The definition of Topological Space via open sets is :
A topological space is an ordered pair (X, τ), where X is a set and τ is a
collection of subsets of X, satisfying the following axioms:
-The empty set and X itself belong to τ.
-Any (finite or infinite) union of members of τ still belongs to τ.
-The intersection of any finite number of members of τ still belongs to τ.
Why the intersection of any infinite number of members of τ is neglected by the definition ?
Of course we are free to define what we want, and we could define a $\ast$-topological space as a pair $(X, \tau)$ satisfying the axioms of a topological space plus the stronger axiom that the intersection of any number of members of $\tau$ belongs to $\tau$.
However, this concept is not useful. For example, $\mathbb{R}$ with its usual topology (open sets are unions of open intervals) is not a $\ast$-topological space.
You probably know that topological spaces can alternatively introduced via closed sets, i.e. as pairs $(X, \alpha)$ where $\alpha$ is a collection of subsets of $X$ satisfying the following axioms:
The empty set and $X$ itself belong to $\alpha$.
Any intersection of members of $\alpha$ belongs to $\alpha$.
Any union of finitely many members of $\alpha$ belongs to $\alpha$.
Given $\alpha$, the set $\tau = \{ X \backslash A \mid A \in \alpha \}$ is a topology on $X$. Simililarly it works in the other direction.

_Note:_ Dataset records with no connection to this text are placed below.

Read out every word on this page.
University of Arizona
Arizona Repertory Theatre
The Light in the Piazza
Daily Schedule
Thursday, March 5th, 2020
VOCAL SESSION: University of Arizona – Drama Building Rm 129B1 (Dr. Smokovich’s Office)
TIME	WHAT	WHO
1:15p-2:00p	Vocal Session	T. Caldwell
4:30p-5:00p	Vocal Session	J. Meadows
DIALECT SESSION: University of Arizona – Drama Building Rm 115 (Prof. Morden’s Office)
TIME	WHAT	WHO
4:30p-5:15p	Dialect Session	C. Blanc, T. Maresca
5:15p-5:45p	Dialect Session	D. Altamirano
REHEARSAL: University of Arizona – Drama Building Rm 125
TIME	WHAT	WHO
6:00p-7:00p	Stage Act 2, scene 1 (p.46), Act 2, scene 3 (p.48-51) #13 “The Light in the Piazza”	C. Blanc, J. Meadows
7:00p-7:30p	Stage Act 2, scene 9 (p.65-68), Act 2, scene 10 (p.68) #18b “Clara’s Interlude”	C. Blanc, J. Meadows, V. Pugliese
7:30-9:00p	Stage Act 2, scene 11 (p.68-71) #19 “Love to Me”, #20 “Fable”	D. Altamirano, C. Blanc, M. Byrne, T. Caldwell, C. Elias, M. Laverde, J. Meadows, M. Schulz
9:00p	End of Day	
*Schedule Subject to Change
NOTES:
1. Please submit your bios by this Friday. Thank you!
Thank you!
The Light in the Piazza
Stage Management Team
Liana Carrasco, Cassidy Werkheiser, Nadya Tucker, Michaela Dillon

In a $\ast$-topological space the union of any number of closed sets is a closed set. This is a very serious restriction. For example, if you want that all singletons $\{ x \}$, $x \in X$ are closed (which is the case in most topological spaces occurring in practical applicatons), then all subsets are closed which means that the space $X$ has the discrete topology (all sets are open).